Hasta ahí la evidencia histórica.
Por desgracia, antes que reconocer su derrota de la misma manera en que Clinton reconoció la suya, Trump ha dedicado las últimas tres semanas a tratar de revertir el proceso electoral, acosar a todo aquel que trate de detenerlo y dinamitar la confianza en las instituciones democráticas de su país. Lo primero que ha hecho es inventar la narrativa de un fraude inexistente.
En los últimos días, el presidente de EU ha utilizado su tribuna en Twitter –y en medios de comunicación que han claudicado en su responsabilidad de informar para volverse plataformas de aviesa propaganda– para cuestionar y exigir la anulación de los resultados. En privado, Trump y sus aliados (entre ellos, aparentemente, senadores republicanos como Lindsey Graham ) han presionado a autoridades republicanas locales para revertir el resultado electoral ya sea desechando votos o imponiendo electores favorables a Trump, en sentido contrario a la voluntad de los votantes. El fin de semana, Trump incluso criticó al FBI y a su propio departamento de Justicia por dejarlo solo en la batalla poselectoral, es decir, por no ayudarlo a ganar a la mala.
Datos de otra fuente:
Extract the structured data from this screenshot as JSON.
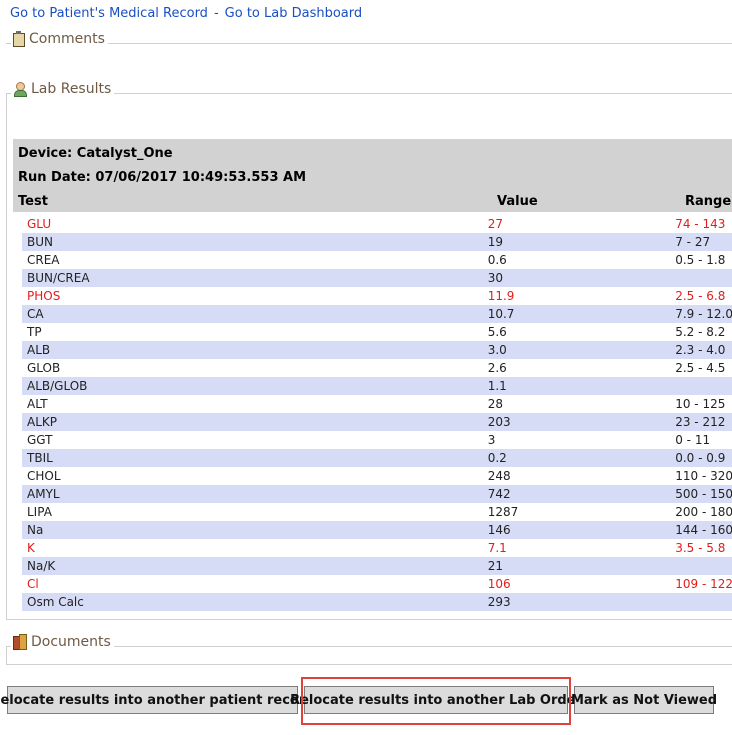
{
  "links": {
    "medical_record": "Go to Patient's Medical Record",
    "separator": "-",
    "lab_dashboard": "Go to Lab Dashboard"
  },
  "sections": {
    "comments": "Comments",
    "lab_results": "Lab Results",
    "documents": "Documents"
  },
  "device": {
    "device_label": "Device: Catalyst_One",
    "run_date_label": "Run Date: 07/06/2017 10:49:53.553 AM"
  },
  "columns": {
    "test": "Test",
    "value": "Value",
    "range": "Range"
  },
  "results": [
    {
      "test": "GLU",
      "value": "27",
      "range": "74 - 143",
      "flag": true
    },
    {
      "test": "BUN",
      "value": "19",
      "range": "7 - 27",
      "flag": false
    },
    {
      "test": "CREA",
      "value": "0.6",
      "range": "0.5 - 1.8",
      "flag": false
    },
    {
      "test": "BUN/CREA",
      "value": "30",
      "range": "",
      "flag": false
    },
    {
      "test": "PHOS",
      "value": "11.9",
      "range": "2.5 - 6.8",
      "flag": true
    },
    {
      "test": "CA",
      "value": "10.7",
      "range": "7.9 - 12.0",
      "flag": false
    },
    {
      "test": "TP",
      "value": "5.6",
      "range": "5.2 - 8.2",
      "flag": false
    },
    {
      "test": "ALB",
      "value": "3.0",
      "range": "2.3 - 4.0",
      "flag": false
    },
    {
      "test": "GLOB",
      "value": "2.6",
      "range": "2.5 - 4.5",
      "flag": false
    },
    {
      "test": "ALB/GLOB",
      "value": "1.1",
      "range": "",
      "flag": false
    },
    {
      "test": "ALT",
      "value": "28",
      "range": "10 - 125",
      "flag": false
    },
    {
      "test": "ALKP",
      "value": "203",
      "range": "23 - 212",
      "flag": false
    },
    {
      "test": "GGT",
      "value": "3",
      "range": "0 - 11",
      "flag": false
    },
    {
      "test": "TBIL",
      "value": "0.2",
      "range": "0.0 - 0.9",
      "flag": false
    },
    {
      "test": "CHOL",
      "value": "248",
      "range": "110 - 320",
      "flag": false
    },
    {
      "test": "AMYL",
      "value": "742",
      "range": "500 - 150",
      "flag": false
    },
    {
      "test": "LIPA",
      "value": "1287",
      "range": "200 - 180",
      "flag": false
    },
    {
      "test": "Na",
      "value": "146",
      "range": "144 - 160",
      "flag": false
    },
    {
      "test": "K",
      "value": "7.1",
      "range": "3.5 - 5.8",
      "flag": true
    },
    {
      "test": "Na/K",
      "value": "21",
      "range": "",
      "flag": false
    },
    {
      "test": "Cl",
      "value": "106",
      "range": "109 - 122",
      "flag": true
    },
    {
      "test": "Osm Calc",
      "value": "293",
      "range": "",
      "flag": false
    }
  ],
  "buttons": {
    "relocate_patient": "Relocate results into another patient record",
    "relocate_lab_order": "Relocate results into another Lab Order",
    "mark_not_viewed": "Mark as Not Viewed"
  },
  "colors": {
    "flag": "#e11d1d",
    "alt_row": "#d7dcf6",
    "header_bg": "#d2d2d2",
    "link": "#1a4fc2",
    "highlight": "#e0413a"
  },
  "icons": {
    "comments": "clipboard-icon",
    "lab_results": "user-icon",
    "documents": "books-icon"
  }
}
Por ahora, las instituciones estadounidenses han soportado este embate sin precedentes. Los estados han comenzado a certificar sus resultados, mientras que el colegio electoral firmará el resultado final dentro de un par de semanas. Después de eso, formalmente, Trump se quedará sin herramientas para tratar de revertir su derrota.
¿Qué hará entonces?
Por desgracia, es poco probable que baje los brazos. Trump parece empecinado en construir los siguientes capítulos de su historia desde la patraña del fraude. Planea vivir los siguientes años cuestionando la legitimidad de Joe Biden. Hay versiones de que piensa lanzar su campaña presidencial para el 2024 el 20 de enero del año que viene, el mismo día en que Biden comience su mandato. En Washington hay incluso quien piensa que Trump ha considerado bautizarse como “verdadero presidente” del país, con todo y un sello presidencial prácticamente idéntico al que acompañará a Biden como presidente realmente legítimo.
En Estados Unidos hay quien se ríe de todo este largo berrinche trumpista. Lo cierto es que Trump ya ha hecho un daño quizá irremediable a la democracia estadounidense. En sondeos recientes, una mayoría de votantes republicanos se dice convencida de que Biden ganó a través de un fraude. Que no haya evidencia alguna de dicho fraude parece importarles poco. El daño que un mal perdedor insidioso hace a la democracia de un país puede durar décadas, o incluso ser permanente. En la era de la desinformación y la conspiración, todavía más. Lo dijimos en este espacio antes de la elección y lo decimos ahora: Estados Unidos no está preparado para lo que viene.